A water budget and hydrology model of a basin mangrove forest in Rookery Bay, Florida

Abstract

Water budgets of two basin mangrove forests in Rookery Bay were determined by measuring during a 2-year period the inputs of precipitation and tides, together with losses through seepage, runoff and evapotranspiration. Precipitation inputs to the forest floor were 75.1% from throughfall and 19% from stemflow for a total of 1097 mm year^-1, or 91% of annual rainfall. Runoff was estimated at 896 mm year^-1, or nearly 77% of the combined input of throughfall and stemflow. Loss from evapotranspiration was linear with saturation deficit of the atmosphere and was 967 mm year^-1 (0.7–4.5 mm day^-1). Loss from horizontal flow of groundwater in shallow mangrove soils was ~285 mm year^-1. Frequency of tidal inundation was seasonal, ranging from <5 tides month^-1 in February to 30 tides month^-1 in September.
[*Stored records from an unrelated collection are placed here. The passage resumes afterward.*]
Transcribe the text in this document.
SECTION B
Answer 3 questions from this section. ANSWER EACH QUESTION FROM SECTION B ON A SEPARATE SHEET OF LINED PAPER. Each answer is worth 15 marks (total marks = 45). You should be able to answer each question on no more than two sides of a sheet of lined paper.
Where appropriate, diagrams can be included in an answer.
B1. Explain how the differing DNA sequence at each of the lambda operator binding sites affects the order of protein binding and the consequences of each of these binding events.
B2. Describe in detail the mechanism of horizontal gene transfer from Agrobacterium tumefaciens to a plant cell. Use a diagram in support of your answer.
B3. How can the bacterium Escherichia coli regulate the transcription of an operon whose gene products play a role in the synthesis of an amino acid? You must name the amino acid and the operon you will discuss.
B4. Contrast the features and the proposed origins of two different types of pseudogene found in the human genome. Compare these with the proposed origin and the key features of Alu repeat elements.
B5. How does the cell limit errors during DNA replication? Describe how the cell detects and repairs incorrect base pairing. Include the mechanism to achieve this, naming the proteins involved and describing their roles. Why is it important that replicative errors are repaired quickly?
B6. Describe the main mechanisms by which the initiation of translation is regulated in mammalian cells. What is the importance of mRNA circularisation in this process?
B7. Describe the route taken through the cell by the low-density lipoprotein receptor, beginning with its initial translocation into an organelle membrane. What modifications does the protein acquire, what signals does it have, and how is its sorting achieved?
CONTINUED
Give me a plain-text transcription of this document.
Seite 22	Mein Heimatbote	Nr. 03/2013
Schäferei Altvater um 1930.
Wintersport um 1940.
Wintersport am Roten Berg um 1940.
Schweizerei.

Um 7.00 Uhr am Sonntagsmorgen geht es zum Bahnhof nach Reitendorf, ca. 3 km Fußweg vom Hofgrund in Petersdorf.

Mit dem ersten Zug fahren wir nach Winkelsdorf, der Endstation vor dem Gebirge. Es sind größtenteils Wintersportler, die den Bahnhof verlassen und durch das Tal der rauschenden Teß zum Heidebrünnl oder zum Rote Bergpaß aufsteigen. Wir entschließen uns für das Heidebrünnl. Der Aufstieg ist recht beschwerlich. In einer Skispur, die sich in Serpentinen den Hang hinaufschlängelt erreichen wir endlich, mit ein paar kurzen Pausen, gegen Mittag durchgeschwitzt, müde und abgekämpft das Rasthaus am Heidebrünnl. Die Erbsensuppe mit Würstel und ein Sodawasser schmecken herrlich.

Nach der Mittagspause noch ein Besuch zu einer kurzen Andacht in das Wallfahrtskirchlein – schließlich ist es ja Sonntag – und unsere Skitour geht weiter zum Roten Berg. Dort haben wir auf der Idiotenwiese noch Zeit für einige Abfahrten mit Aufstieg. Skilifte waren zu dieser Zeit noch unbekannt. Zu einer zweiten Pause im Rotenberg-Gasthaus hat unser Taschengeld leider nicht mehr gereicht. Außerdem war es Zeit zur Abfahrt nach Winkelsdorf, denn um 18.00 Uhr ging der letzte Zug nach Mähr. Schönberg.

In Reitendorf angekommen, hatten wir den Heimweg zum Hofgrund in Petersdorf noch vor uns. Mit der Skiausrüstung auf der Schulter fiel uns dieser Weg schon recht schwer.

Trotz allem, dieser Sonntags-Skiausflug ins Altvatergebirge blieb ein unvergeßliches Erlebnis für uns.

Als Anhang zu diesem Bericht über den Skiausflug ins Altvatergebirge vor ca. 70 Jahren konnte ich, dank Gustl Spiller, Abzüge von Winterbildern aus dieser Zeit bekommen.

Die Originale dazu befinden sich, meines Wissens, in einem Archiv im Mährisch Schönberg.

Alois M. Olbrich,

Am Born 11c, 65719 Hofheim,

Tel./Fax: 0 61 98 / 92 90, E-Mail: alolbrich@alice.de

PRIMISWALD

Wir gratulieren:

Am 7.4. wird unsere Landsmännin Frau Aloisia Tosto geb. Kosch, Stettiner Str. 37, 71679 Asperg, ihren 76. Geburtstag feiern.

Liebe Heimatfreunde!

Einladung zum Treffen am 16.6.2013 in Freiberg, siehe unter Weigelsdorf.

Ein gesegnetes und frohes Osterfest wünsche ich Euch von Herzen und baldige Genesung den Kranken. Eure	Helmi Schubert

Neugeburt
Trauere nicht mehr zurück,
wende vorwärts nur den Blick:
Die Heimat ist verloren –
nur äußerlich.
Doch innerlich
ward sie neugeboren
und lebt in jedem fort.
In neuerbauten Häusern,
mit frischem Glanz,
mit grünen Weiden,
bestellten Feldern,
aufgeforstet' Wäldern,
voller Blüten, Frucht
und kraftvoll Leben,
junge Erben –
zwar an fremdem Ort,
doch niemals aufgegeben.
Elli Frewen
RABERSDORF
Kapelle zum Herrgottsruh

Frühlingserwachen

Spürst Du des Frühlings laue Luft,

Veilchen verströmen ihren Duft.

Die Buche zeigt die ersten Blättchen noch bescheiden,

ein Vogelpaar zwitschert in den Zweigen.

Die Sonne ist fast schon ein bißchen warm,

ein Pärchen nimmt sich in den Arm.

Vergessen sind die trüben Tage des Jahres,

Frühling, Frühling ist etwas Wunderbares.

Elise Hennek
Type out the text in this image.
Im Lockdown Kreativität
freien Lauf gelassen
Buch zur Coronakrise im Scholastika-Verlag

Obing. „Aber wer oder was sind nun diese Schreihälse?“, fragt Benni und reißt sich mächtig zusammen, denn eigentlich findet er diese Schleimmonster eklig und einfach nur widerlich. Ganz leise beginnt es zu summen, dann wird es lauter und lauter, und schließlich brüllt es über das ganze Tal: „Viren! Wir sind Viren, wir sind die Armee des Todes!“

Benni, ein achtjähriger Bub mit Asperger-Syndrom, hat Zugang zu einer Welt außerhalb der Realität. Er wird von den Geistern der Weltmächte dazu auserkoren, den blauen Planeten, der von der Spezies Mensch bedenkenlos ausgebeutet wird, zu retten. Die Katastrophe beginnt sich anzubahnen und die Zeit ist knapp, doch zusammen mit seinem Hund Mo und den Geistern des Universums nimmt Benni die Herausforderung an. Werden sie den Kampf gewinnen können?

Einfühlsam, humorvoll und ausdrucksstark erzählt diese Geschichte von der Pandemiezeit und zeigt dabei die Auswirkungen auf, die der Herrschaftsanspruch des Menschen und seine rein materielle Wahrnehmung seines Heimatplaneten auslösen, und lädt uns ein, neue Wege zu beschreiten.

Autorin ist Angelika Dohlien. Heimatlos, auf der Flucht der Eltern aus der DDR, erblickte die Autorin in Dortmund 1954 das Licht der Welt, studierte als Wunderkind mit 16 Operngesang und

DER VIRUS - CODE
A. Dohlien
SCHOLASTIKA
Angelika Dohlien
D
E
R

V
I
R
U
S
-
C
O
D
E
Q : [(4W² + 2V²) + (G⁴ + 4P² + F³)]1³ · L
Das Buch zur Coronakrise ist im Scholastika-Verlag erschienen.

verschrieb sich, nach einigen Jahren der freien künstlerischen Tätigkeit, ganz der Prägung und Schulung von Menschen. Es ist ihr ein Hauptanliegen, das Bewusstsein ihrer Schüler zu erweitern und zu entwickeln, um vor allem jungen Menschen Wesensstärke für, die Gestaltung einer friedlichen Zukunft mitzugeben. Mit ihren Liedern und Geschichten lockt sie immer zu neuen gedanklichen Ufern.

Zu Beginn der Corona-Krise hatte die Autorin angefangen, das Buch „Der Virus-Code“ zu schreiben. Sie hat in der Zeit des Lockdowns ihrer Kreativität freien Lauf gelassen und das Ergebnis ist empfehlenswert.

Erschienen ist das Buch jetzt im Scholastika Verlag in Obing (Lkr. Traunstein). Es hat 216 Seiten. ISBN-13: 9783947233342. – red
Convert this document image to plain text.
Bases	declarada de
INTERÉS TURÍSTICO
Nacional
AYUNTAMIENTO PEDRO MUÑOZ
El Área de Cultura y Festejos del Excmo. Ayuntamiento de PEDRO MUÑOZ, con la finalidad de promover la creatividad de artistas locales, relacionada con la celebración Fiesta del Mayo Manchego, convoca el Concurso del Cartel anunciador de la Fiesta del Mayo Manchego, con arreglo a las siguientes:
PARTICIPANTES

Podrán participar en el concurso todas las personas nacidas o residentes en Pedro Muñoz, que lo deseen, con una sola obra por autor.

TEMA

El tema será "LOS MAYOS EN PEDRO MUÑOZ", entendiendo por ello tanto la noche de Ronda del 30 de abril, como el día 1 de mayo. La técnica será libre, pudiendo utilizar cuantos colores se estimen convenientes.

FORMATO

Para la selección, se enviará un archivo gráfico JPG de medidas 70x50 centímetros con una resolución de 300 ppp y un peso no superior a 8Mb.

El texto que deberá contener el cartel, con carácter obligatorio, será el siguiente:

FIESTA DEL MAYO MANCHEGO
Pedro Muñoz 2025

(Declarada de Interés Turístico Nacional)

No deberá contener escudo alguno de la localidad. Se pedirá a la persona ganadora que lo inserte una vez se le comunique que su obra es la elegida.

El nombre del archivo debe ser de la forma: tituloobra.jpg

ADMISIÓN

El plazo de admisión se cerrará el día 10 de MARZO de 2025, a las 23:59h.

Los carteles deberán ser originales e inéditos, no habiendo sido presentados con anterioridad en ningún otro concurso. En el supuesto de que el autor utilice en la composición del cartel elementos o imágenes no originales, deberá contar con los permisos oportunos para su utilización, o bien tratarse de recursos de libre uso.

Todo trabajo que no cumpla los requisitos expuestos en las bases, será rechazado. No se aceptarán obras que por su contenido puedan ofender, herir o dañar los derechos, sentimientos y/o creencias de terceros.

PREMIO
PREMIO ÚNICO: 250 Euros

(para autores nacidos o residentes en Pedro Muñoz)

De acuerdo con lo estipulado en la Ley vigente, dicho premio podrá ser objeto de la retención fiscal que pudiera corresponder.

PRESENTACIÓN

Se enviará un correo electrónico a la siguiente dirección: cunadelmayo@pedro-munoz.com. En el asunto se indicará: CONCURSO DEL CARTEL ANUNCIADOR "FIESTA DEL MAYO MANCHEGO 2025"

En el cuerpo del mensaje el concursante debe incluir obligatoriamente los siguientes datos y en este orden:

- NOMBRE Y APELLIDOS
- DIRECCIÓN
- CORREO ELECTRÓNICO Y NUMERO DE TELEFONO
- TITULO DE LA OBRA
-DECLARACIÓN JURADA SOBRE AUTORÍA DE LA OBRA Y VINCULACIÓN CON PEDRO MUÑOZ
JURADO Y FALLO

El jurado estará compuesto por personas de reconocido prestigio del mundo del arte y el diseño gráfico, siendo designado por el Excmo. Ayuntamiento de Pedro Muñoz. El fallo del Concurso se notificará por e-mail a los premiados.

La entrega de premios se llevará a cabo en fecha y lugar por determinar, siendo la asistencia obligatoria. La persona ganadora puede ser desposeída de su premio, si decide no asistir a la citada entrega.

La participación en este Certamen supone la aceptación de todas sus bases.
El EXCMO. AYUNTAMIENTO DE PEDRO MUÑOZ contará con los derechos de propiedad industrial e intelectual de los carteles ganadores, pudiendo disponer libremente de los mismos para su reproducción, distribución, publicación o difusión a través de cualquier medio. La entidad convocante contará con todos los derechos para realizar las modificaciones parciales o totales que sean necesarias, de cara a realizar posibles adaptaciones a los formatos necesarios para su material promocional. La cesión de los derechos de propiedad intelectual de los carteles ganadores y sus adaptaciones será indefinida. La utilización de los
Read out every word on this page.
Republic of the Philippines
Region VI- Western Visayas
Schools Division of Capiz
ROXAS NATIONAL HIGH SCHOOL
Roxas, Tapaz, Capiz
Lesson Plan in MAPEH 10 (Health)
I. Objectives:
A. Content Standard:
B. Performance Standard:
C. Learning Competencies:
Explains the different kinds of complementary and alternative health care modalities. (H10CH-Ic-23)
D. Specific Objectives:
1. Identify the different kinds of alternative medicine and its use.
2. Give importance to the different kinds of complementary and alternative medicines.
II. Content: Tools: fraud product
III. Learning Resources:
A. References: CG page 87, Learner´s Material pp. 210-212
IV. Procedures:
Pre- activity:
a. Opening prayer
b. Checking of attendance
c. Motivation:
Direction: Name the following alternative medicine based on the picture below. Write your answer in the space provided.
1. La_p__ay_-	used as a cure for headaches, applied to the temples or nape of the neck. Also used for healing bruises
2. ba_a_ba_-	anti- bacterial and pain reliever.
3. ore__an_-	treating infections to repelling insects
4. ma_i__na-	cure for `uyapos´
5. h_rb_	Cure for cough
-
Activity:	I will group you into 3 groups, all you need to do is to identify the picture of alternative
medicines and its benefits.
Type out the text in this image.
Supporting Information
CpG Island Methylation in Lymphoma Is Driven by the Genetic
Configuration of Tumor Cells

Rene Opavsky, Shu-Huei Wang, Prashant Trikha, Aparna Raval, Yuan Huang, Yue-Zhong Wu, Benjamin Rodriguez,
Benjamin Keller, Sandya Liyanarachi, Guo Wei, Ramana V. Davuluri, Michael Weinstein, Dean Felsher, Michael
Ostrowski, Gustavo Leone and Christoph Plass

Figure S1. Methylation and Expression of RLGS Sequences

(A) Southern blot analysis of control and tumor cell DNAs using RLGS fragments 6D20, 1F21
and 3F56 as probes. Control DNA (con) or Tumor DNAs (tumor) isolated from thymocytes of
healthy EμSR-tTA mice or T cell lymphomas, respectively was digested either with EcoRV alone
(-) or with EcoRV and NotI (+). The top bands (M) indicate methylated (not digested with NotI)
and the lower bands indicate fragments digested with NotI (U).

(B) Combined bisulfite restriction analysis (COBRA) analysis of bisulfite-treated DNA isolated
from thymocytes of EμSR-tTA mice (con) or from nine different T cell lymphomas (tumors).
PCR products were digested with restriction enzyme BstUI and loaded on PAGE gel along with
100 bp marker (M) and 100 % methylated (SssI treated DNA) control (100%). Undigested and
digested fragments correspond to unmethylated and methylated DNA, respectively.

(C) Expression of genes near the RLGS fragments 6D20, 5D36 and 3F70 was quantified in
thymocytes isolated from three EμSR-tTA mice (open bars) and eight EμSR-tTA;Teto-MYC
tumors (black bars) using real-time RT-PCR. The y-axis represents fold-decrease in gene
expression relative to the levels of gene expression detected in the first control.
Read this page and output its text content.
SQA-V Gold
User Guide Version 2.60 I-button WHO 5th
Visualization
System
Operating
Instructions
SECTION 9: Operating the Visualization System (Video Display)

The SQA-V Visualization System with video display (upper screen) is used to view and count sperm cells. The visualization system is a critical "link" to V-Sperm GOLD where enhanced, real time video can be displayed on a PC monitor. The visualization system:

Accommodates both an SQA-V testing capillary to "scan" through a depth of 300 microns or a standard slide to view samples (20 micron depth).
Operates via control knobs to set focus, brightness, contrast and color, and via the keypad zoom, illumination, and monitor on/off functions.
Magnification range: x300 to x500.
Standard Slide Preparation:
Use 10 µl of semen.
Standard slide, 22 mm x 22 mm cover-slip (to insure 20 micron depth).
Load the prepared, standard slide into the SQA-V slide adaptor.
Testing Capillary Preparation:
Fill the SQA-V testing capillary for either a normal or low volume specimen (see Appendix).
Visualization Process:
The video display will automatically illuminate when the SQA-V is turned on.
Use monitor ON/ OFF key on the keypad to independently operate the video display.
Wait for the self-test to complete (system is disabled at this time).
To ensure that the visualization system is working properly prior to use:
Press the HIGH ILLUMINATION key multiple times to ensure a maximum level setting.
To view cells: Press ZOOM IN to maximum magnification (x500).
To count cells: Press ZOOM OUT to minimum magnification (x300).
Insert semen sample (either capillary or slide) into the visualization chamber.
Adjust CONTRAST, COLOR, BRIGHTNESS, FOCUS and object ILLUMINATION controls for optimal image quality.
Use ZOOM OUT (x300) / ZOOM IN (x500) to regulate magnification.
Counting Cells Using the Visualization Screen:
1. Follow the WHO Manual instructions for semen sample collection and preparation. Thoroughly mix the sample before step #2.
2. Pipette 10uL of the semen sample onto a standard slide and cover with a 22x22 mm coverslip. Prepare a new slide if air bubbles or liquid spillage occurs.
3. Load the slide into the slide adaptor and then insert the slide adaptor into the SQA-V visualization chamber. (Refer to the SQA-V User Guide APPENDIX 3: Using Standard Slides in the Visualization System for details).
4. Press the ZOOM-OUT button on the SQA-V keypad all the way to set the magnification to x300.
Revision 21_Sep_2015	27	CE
Tides recharged soil saturation deficits, the cumulative tidal input being 12 276 mm year^-1 and efflux being 11767 mm year^-1. The relative significance of tides and rainfall deficits (rainfall – evapotranspiration) on the seasonal patterns of soil saturation (water levels) and soil salinity were simulated with a finite-difference hydrology model (HYMAN). Model simulations demonstrate that soil salinity at higher elevations in the intertidal zone, where tidal inundation frequency is reduced, is more sensitive to changes in rainfall deficit.